KOTA KINABALU: A former Sabah chief minister has warned against any move to bring back coal as a source of energy in the state after previous efforts to stop its use.
Yong Teck Lee, who also heads the Sabah Progressive Party (SAPP), said recent news reports that the Sabah government was considering coal as an energy option were a cause for concern.
He said this was after a ferocious debate over a proposal for a coal-fired power plant in the state in 2009, which ended with Sabah cancelling the project despite pressure from the then federal government.
“In fact, current Sandakan MP Stephen Wong Tien Fatt was one of the activists at the forefront of the 2009 protests against the power plant proposal.
“The more viable, cheaper and cleaner option of using Sabah’s own natural gas for Sabah’s energy needs valiantly won the day,” Yong said here today.
Deputy Chief Minister Christina Liew recently said that Prime Minister Dr Mahathir Mohamad had raised the issue of coal mining during his recent visit to Sabah.
“However, it is still at the discussion stage,” she said. “Nothing has been implemented yet.”
Yong said coal mining in Sabah was an old issue which had already been put to rest.

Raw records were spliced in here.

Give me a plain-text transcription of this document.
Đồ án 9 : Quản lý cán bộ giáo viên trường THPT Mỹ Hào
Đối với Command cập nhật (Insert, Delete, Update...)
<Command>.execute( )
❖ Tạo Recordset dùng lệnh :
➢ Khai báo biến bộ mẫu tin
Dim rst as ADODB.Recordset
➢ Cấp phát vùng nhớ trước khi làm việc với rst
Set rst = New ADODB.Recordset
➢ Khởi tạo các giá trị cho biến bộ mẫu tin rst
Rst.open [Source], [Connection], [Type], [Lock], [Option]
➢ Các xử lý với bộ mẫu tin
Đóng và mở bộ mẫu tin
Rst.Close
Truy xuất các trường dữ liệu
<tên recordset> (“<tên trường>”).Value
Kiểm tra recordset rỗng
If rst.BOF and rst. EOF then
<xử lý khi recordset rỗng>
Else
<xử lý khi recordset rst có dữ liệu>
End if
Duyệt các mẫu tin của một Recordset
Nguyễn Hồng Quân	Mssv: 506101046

“Back in the mid-1990s, including during my two-year term as chief minister (1996-1998), Sabah rejected any idea of coal mining at Maliau Basin which is known to have huge deposits of high quality coal.
“Opening up Maliau Basin for coal mining will devastate the world famous pristine region, also known as ‘The Lost World’,” he said.
He said if Sabah were to mine its coal, coal-fired power plants would be forced upon the state on the pretext that Sabah should use its own coal for power generation.
He said natural gas was a viable and better option.
“Sabah saw investments by Petronas and other oil and gas players, including the state government, to develop the state’s local oil and gas industry.
“It does not make sense that our natural gas is piped to the Petronas’ Liquefied Natural Gas (LNG) plant in Bintulu for export to foreign countries instead of being used in Sabah, including in the east coast, via the (now cancelled) Trans-Sabah Gas Pipeline (TSGP),” he said.